Analysts will be listening closely for updates on Oracle's generative AI strategy. Upgrades from UBS and Barclays earlier this year noted that Oracle has a strong supply of AI chips from Nvidia that could help it land customers for OCI.

During Oracle's last earnings call, Chairman and Chief Technology Officer Larry Ellison said AI development companies had booked more than $4 billion of capacity on Oracle's cloud platform, doubling the number from the prior quarter.

The question is when the company can seize on that booking. ORCL shares fell sharply in late October after Oracle executives detailed supply constraints and other challenges in building AI-focused data centers during a customer event.

UBS analyst Karl Keirstead concluded following the event that "the AI lift to OCI will come; it is a when/timing (not an if) question," he wrote in a client note.

Buying Opportunity?

Barclays analyst Raimo Lenschow upgraded Oracle stock to a buy rating in September, citing its AI potential.

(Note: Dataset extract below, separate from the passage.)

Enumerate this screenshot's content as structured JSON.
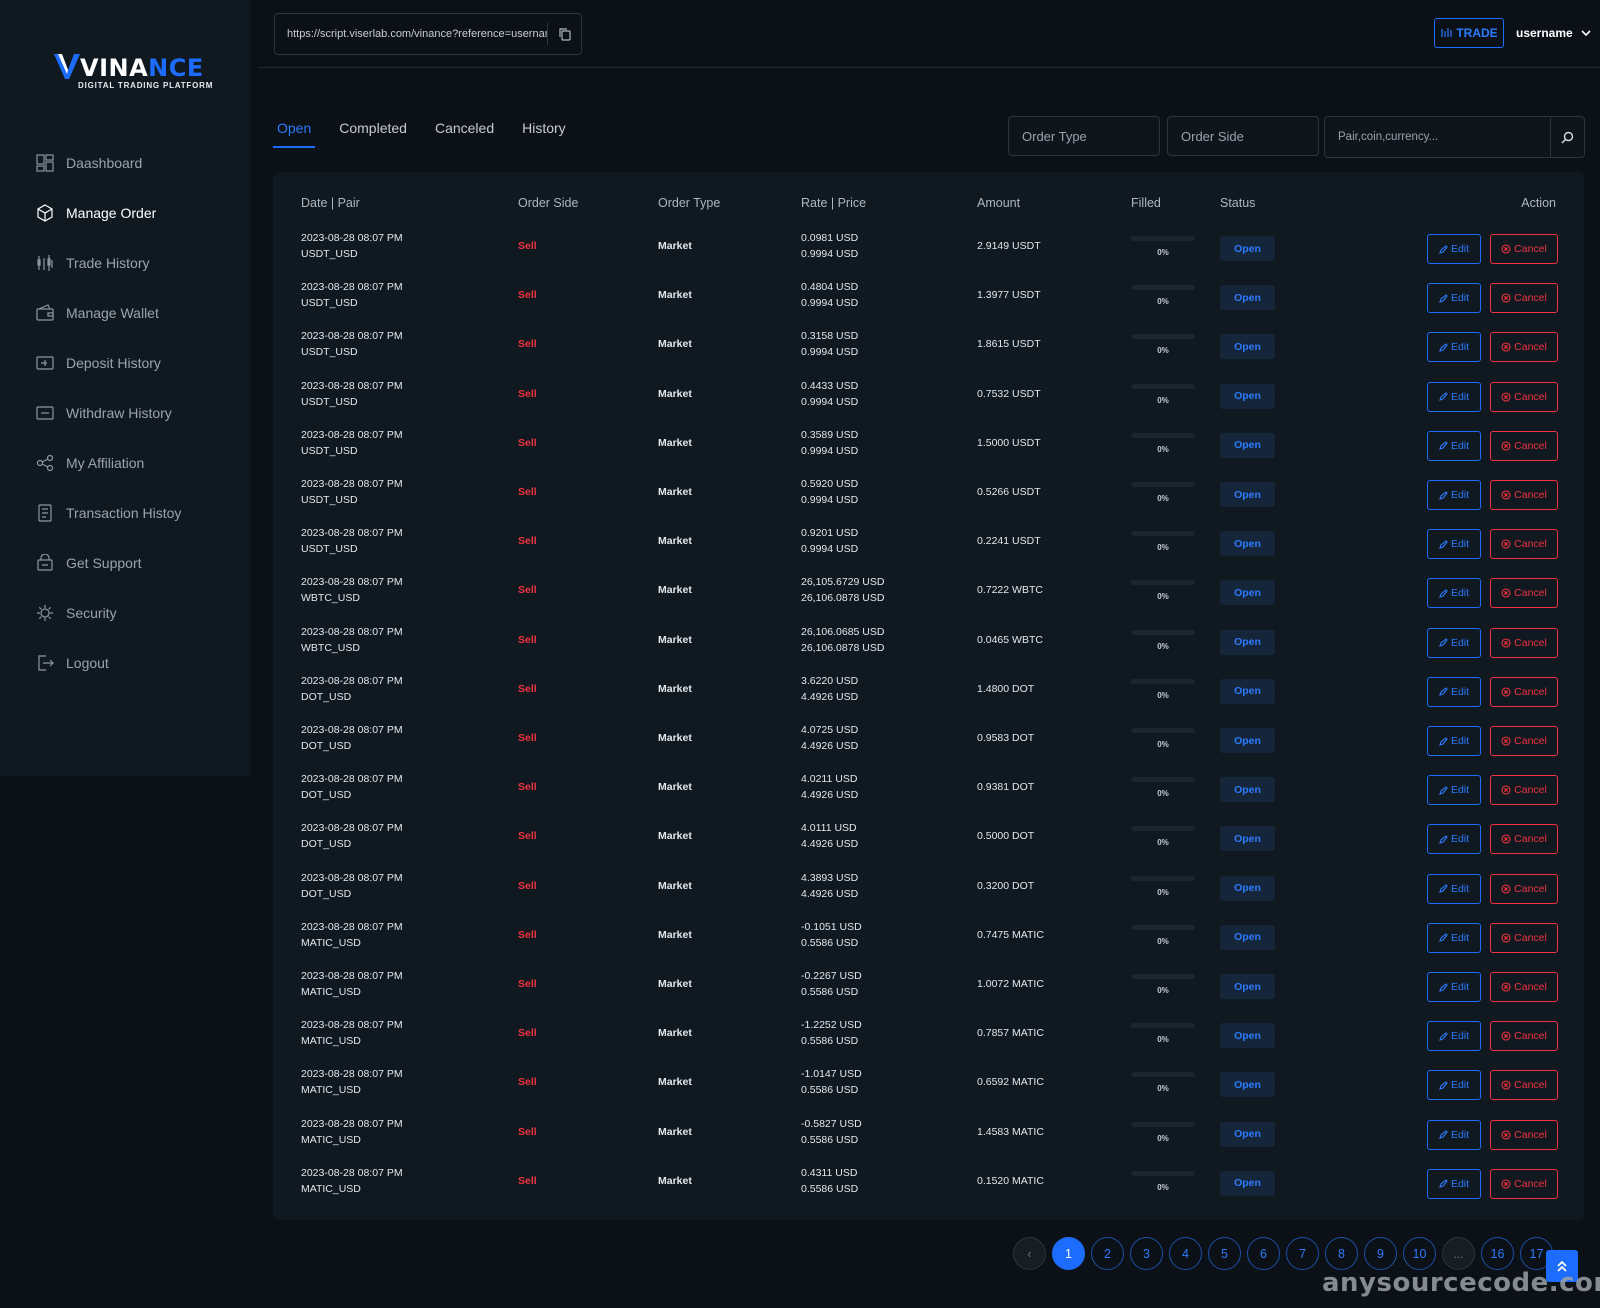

But he is less optimistic about the company this quarter.

"True, the long-term story looks healthy and hence our recent upgrade, but Q2 in itself has too many obstacles," Lenschow wrote in a client note.

Those obstacles include revenue headwinds as Oracle's integrates health care data systems company Cerner into its business after a $28 billion acquisition last year. Further, the company faces tough comparison against strong OCI growth in November 2022 quarter.

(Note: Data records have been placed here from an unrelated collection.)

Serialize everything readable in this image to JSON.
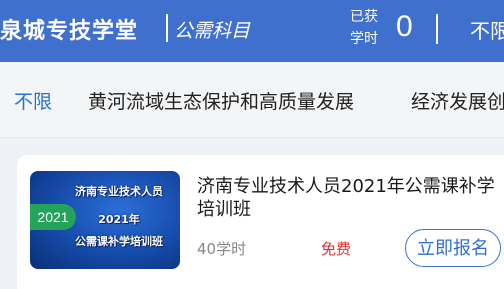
{
  "header": {
    "brand": "泉城专技学堂",
    "subtitle": "公需科目",
    "hours_label_line1": "已获",
    "hours_label_line2": "学时",
    "hours_value": "0",
    "right_text": "不限"
  },
  "tabs": [
    {
      "label": "不限",
      "active": true
    },
    {
      "label": "黄河流域生态保护和高质量发展",
      "active": false
    },
    {
      "label": "经济发展创",
      "active": false
    }
  ],
  "course": {
    "thumb_line1": "济南专业技术人员",
    "thumb_line2": "2021年",
    "thumb_line3": "公需课补学培训班",
    "year_badge": "2021",
    "title": "济南专业技术人员2021年公需课补学培训班",
    "hours": "40学时",
    "price": "免费",
    "enroll_label": "立即报名"
  },
  "colors": {
    "header_bg": "#3f70ce",
    "accent": "#2f6fd4",
    "price": "#e0322f",
    "badge": "#25a35a"
  }
}
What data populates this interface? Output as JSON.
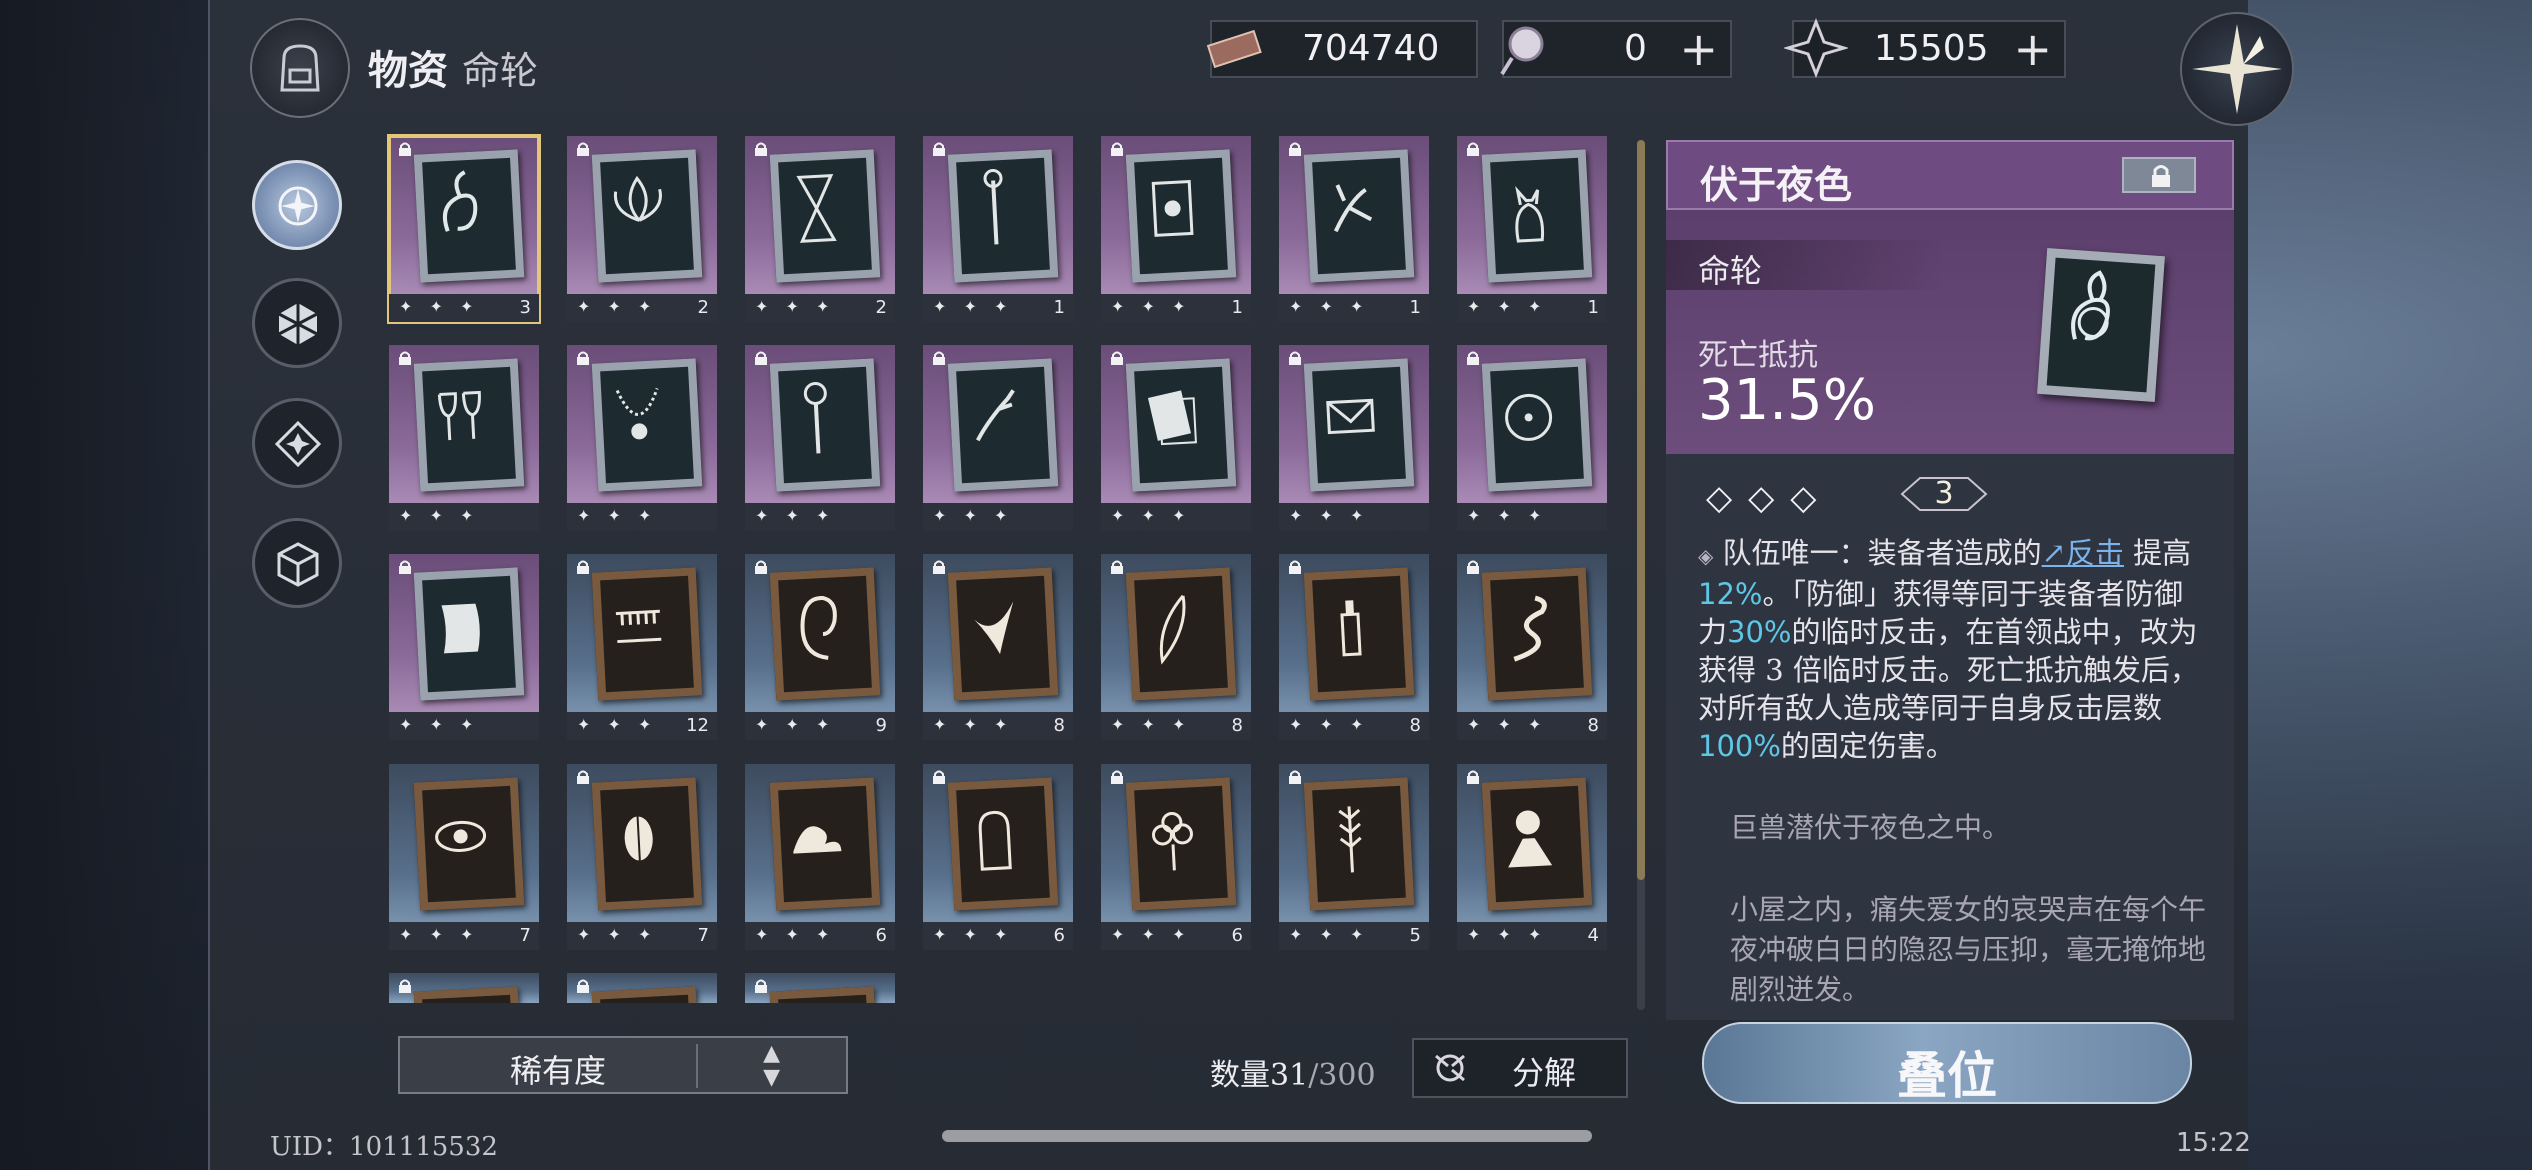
{
  "header": {
    "title": "物资",
    "subtitle": "命轮",
    "currencies": [
      {
        "icon": "ticket-icon",
        "value": "704740",
        "has_add": false
      },
      {
        "icon": "crystal-ball-icon",
        "value": "0",
        "has_add": true
      },
      {
        "icon": "star-shard-icon",
        "value": "15505",
        "has_add": true
      }
    ]
  },
  "nav": [
    "compass-rose-icon",
    "hexagon-icon",
    "diamond-star-icon",
    "cube-icon"
  ],
  "cards": [
    {
      "art": "fox-spirit",
      "theme": "purple",
      "stars": "✦ ✦ ✦",
      "count": "3",
      "locked": true,
      "selected": true
    },
    {
      "art": "lotus",
      "theme": "purple",
      "stars": "✦ ✦ ✦",
      "count": "2",
      "locked": true
    },
    {
      "art": "hourglass",
      "theme": "purple",
      "stars": "✦ ✦ ✦",
      "count": "2",
      "locked": true
    },
    {
      "art": "scepter",
      "theme": "purple",
      "stars": "✦ ✦ ✦",
      "count": "1",
      "locked": true
    },
    {
      "art": "tarot",
      "theme": "purple",
      "stars": "✦ ✦ ✦",
      "count": "1",
      "locked": true
    },
    {
      "art": "dancer",
      "theme": "purple",
      "stars": "✦ ✦ ✦",
      "count": "1",
      "locked": true
    },
    {
      "art": "cat",
      "theme": "purple",
      "stars": "✦ ✦ ✦",
      "count": "1",
      "locked": true
    },
    {
      "art": "goblets",
      "theme": "purple",
      "stars": "✦ ✦ ✦",
      "count": "",
      "locked": true
    },
    {
      "art": "necklace",
      "theme": "purple",
      "stars": "✦ ✦ ✦",
      "count": "",
      "locked": true
    },
    {
      "art": "key",
      "theme": "purple",
      "stars": "✦ ✦ ✦",
      "count": "",
      "locked": true
    },
    {
      "art": "hand",
      "theme": "purple",
      "stars": "✦ ✦ ✦",
      "count": "",
      "locked": true
    },
    {
      "art": "letters",
      "theme": "purple",
      "stars": "✦ ✦ ✦",
      "count": "",
      "locked": true
    },
    {
      "art": "envelope",
      "theme": "purple",
      "stars": "✦ ✦ ✦",
      "count": "",
      "locked": true
    },
    {
      "art": "clock-face",
      "theme": "purple",
      "stars": "✦ ✦ ✦",
      "count": "",
      "locked": true
    },
    {
      "art": "scroll",
      "theme": "purple",
      "stars": "✦ ✦ ✦",
      "count": "",
      "locked": true
    },
    {
      "art": "teeth",
      "theme": "blue",
      "stars": "✦ ✦ ✦",
      "count": "12",
      "locked": true
    },
    {
      "art": "ear",
      "theme": "blue",
      "stars": "✦ ✦ ✦",
      "count": "9",
      "locked": true
    },
    {
      "art": "dove",
      "theme": "blue",
      "stars": "✦ ✦ ✦",
      "count": "8",
      "locked": true
    },
    {
      "art": "feather",
      "theme": "blue",
      "stars": "✦ ✦ ✦",
      "count": "8",
      "locked": true
    },
    {
      "art": "bottle",
      "theme": "blue",
      "stars": "✦ ✦ ✦",
      "count": "8",
      "locked": true
    },
    {
      "art": "serpent",
      "theme": "blue",
      "stars": "✦ ✦ ✦",
      "count": "8",
      "locked": true
    },
    {
      "art": "eye",
      "theme": "blue",
      "stars": "✦ ✦ ✦",
      "count": "7",
      "locked": false
    },
    {
      "art": "beetle",
      "theme": "blue",
      "stars": "✦ ✦ ✦",
      "count": "7",
      "locked": true
    },
    {
      "art": "wave",
      "theme": "blue",
      "stars": "✦ ✦ ✦",
      "count": "6",
      "locked": false
    },
    {
      "art": "tombstone",
      "theme": "blue",
      "stars": "✦ ✦ ✦",
      "count": "6",
      "locked": true
    },
    {
      "art": "flower",
      "theme": "blue",
      "stars": "✦ ✦ ✦",
      "count": "6",
      "locked": true
    },
    {
      "art": "wheat",
      "theme": "blue",
      "stars": "✦ ✦ ✦",
      "count": "5",
      "locked": true
    },
    {
      "art": "volcano",
      "theme": "blue",
      "stars": "✦ ✦ ✦",
      "count": "4",
      "locked": true
    },
    {
      "art": "partial",
      "theme": "blue",
      "stars": "",
      "count": "",
      "locked": true
    },
    {
      "art": "partial",
      "theme": "blue",
      "stars": "",
      "count": "",
      "locked": true
    },
    {
      "art": "partial",
      "theme": "blue",
      "stars": "",
      "count": "",
      "locked": true
    }
  ],
  "sort": {
    "label": "稀有度"
  },
  "quantity": {
    "prefix": "数量",
    "current": "31",
    "total": "/300"
  },
  "decompose": {
    "label": "分解"
  },
  "detail": {
    "name": "伏于夜色",
    "type": "命轮",
    "stat_label": "死亡抵抗",
    "stat_value": "31.5%",
    "stars": "◇◇◇",
    "level": "3",
    "desc_parts": {
      "p1": "队伍唯一：装备者造成的",
      "link": "↗反击",
      "p2": "提高",
      "v1": "12%",
      "p3": "。「防御」获得等同于装备者防御力",
      "v2": "30%",
      "p4": "的临时反击，在首领战中，改为获得 3 倍临时反击。死亡抵抗触发后，对所有敌人造成等同于自身反击层数",
      "v3": "100%",
      "p5": "的固定伤害。"
    },
    "flavor1": "巨兽潜伏于夜色之中。",
    "flavor2": "小屋之内，痛失爱女的哀哭声在每个午夜冲破白日的隐忍与压抑，毫无掩饰地剧烈迸发。"
  },
  "stack_button": "叠位",
  "uid": "UID：101115532",
  "time": "15:22",
  "colors": {
    "purple_card": "#8b6a99",
    "blue_card": "#58708c",
    "highlight": "#5ec7e6",
    "selected": "#e2c77a"
  }
}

"The (fiscal) second half situation is much more favorable and hence we would view any weakness around Q2 as a buying opportunity," Lenschow said.

However, Mizuho analyst Siti Panigrahi is more positive on the coming report.

"While we expect FQ2 to be solid, we anticipate a strong FQ3 guide — particularly if AI Superclusters (GPUs) come online sooner than expected — which could help shares rerate," Panigrahi wrote in a client note Thursday.

He expects solid results from the company's cloud business, driven by OCI as well as enterprise resource management platform NetSuite.

"We believe Oracle continues to be successful in migrating its legacy base to its cloud offerings," Panigrahi wrote.

Oracle Stock: Technical Ratings

The IBD Stock Checkup tool shows that Oracle has a Composite Rating of 83 out of a best-possible 99. The rating means Oracle stock currently outperforms 83% of all stocks based on fundamental and technical stock-picking criteria.

In addition, shares have a Relative Strength Rating of 81 out of 99, which measures how a stock's price performance over the last 52 weeks holds up against other stocks in IBD's database.

Beyond that, Oracle stock has an Accumulation/Distribution Rating of B-. That rating measures daily price and volume changes in institutional ownership of a stock for the prior 13 weeks. A grade of A signals heavy institutional buying and B indicates moderate.